A primeira está acompanhada do marido Michael (Rainn Wilson) e do filho Jonathan (Anson Boon) e, a segunda, da namorada Chris (Bex Taylor-Klaus). E tem a personagem importantíssima da amiga do casal, Liz (Lindsay Duncan). Faz sentido citar todo mundo porque são personagens fortes e decisivos.
Liz, por exemplo, está envolvida em uma história do passado, que irá mexer com Jennifer, mulher cheia de recatos, que traz Kate Winslet de volta para um papel digno de seu talento. A presença de Chris colocará lenha na fogueira da relação entre as irmãs. Elas passaram a vida brigando e, a mãe, pela postura frente à vida, sempre se sobrepôs às filhas.

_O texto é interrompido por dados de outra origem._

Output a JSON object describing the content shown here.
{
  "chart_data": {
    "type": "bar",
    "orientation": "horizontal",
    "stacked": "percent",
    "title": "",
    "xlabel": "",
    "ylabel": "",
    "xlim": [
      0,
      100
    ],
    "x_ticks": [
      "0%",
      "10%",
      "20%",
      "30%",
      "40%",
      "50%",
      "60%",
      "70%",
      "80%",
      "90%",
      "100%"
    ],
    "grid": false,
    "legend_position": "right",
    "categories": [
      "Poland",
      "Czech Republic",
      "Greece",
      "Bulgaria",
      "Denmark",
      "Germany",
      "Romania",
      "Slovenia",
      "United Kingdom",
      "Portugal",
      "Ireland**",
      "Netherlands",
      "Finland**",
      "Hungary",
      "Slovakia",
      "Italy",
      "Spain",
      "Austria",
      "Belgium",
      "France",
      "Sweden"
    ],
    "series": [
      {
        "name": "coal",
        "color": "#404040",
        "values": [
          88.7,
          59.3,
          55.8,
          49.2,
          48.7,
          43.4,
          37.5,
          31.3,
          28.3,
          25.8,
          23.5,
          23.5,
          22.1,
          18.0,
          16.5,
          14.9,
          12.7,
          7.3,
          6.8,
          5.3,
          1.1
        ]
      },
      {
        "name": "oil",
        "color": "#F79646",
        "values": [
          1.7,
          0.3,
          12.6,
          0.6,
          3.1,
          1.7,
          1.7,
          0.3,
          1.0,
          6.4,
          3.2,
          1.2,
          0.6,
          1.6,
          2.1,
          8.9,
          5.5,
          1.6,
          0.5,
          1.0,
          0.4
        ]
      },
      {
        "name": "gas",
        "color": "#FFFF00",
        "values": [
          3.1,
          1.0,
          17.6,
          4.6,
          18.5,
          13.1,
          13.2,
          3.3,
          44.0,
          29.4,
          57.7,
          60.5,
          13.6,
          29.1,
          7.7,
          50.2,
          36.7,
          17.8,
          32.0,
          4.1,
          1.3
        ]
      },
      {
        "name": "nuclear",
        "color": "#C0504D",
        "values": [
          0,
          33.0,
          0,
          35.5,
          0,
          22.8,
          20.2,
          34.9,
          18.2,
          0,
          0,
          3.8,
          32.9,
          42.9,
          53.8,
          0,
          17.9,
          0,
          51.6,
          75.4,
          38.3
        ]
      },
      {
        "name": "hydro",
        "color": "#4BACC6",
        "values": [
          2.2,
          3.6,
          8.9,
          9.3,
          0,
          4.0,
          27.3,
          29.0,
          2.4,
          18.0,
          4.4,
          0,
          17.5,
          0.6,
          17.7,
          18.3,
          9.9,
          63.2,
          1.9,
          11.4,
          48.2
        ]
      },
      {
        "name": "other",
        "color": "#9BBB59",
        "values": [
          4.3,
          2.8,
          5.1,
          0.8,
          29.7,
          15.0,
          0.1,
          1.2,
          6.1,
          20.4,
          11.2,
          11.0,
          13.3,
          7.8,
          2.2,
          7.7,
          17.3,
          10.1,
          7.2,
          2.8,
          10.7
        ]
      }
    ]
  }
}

O adolescente Jonathan, escondido no início da trama, crescerá ao ponto de virar referência de futuro no sentido de apostar na realização pessoal e de tirar dos ombros o peso de viver em uma família marcada por ressentimentos e frustrações.
Veja o trailer no link https://www.youtube.com/watch?v=gsHCRemXGRY
Dois dos momentos mais bonitos envolvem, justamente, Jonathan: em conversa franca com a avó sobre os planos dele e quando acompanha o pai na tarefa de cortar um pinheiro para se montar a árvore de Natal. A força da primeira cena está no fato de que aquele, talvez, tenha sido o momento no qual a vida do garoto tomou novo rumo. Na segunda, a singeleza de comemorar o Natal quando ainda o Natal está bem longe; porém, esta foi a data escolhida para marcar a despedida.

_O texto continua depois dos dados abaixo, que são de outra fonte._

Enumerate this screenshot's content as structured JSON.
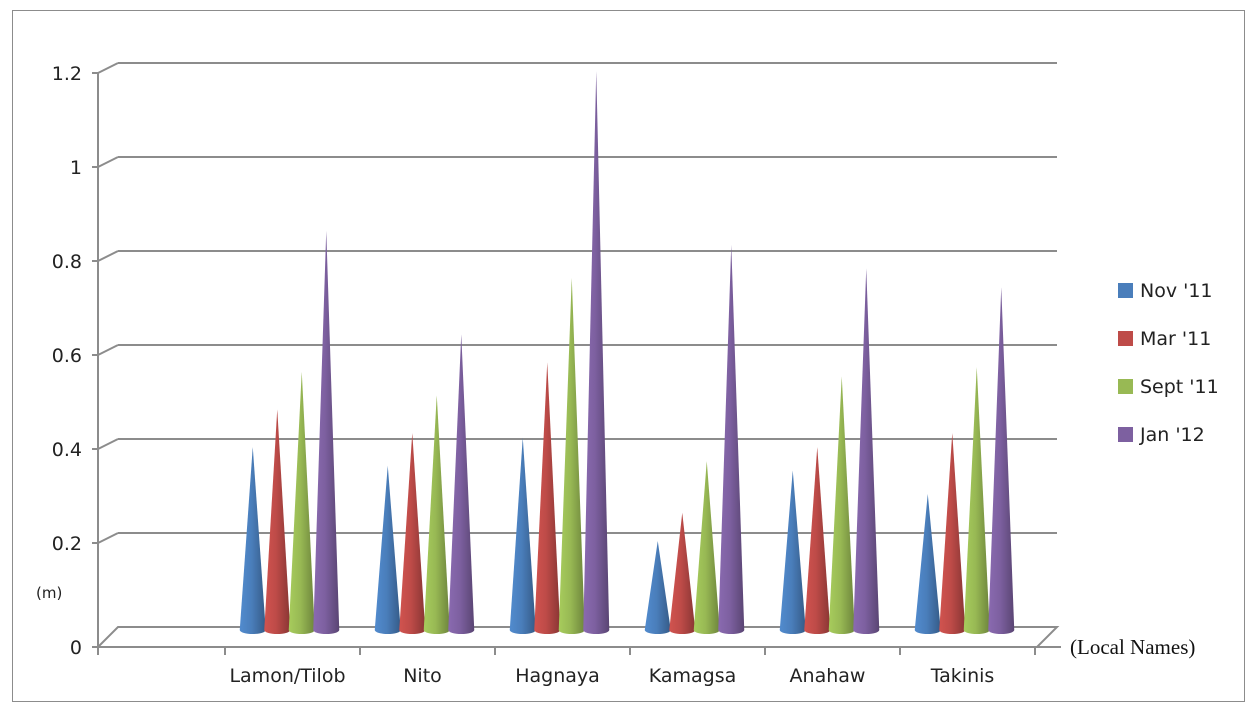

O bom roteiro de Christian Torpe, a partir da ideia original do diretor dinamarquês Bille August, reúne todos os ingredientes de um bom drama familiar. Anda difícil falar sobre assuntos dramáticos nestes tristes tempos em que vivemos – no Brasil, em especial –, mas um bom modo de lidar com dramas pessoais é observar o outro.
Pode haver identificação ou empatia e, nos dois casos, nos aproximamos de nós mesmos, o que pode provocar o choro. Pois era o que faziam os gregos reunidos em arena para assistir à encenação das tragédias e gerava a catarse.
Em A Despedida, olhar para nós mesmos será inevitável, pois famílias são todas iguais. Basta que nos identifiquemos com os personagens. Ou, no mínimo, que façamos brotar nossa empatia por eles.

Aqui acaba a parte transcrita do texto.